OMB assessments indicate that while there is significant interest in the cloud, agencies have not fully embraced the cloud in preference to owning their own IT infrastructure, according to Alex Rossino, senior principal analyst at Deltek.
“Even the subject of ownership needs to be unpacked too. Take the Social Security Administration, which built its own internal cloud. USDA has done the same. These are proprietary government clouds using commercial technology, but the agencies own them. Would this suggest that agencies are moving away from owning their own IT? Probably not, or at least not all of them,” he told the E-Commerce Times.
“Other agencies like the Department of Transportation are taking a different approach. DOT is moving to vendor-provided clouds to as far an extent as possible, but this doesn’t mean the DOT won’t continue to own its own enterprise IT assets,” Rossino added.
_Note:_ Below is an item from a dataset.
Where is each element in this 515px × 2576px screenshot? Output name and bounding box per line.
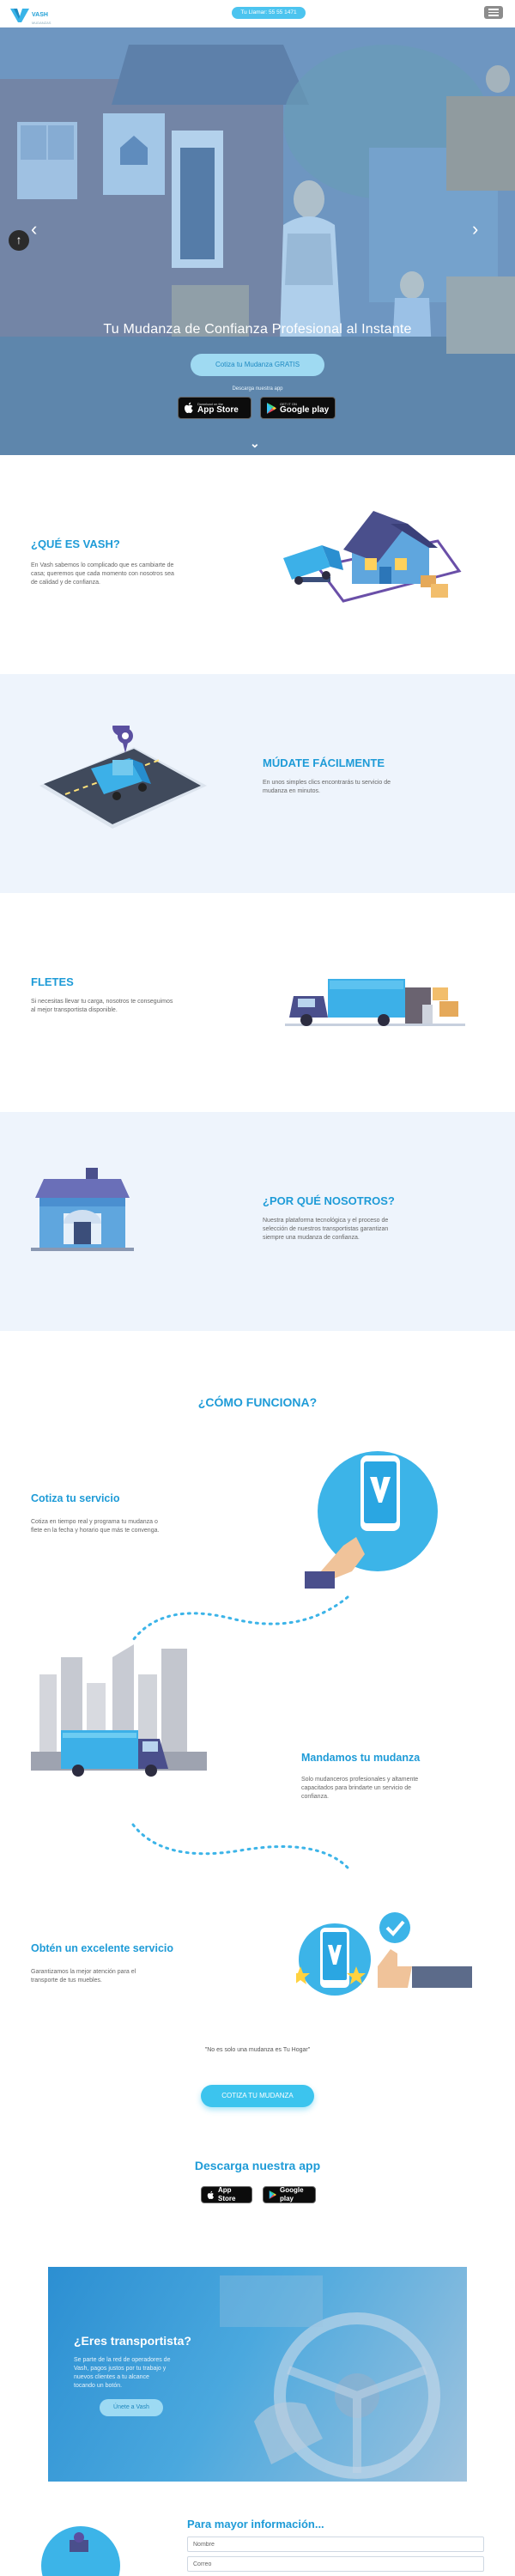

“Then there are shared services. These are used by agencies for certain specific capabilities like human resources and payroll,” he said. The USDA is offering cloud capabilities as shared services through interagency agreements. Meanwhile, the Defense Department’s milCloud is basically a shared service.
“The point is that the new technology approach of cloud is being embraced in pockets when it suits respective agency customers,” Rossino said. “We see no evidence though — beyond the comments of a few federal executives — that the concept of IT ownership is going anywhere fast.”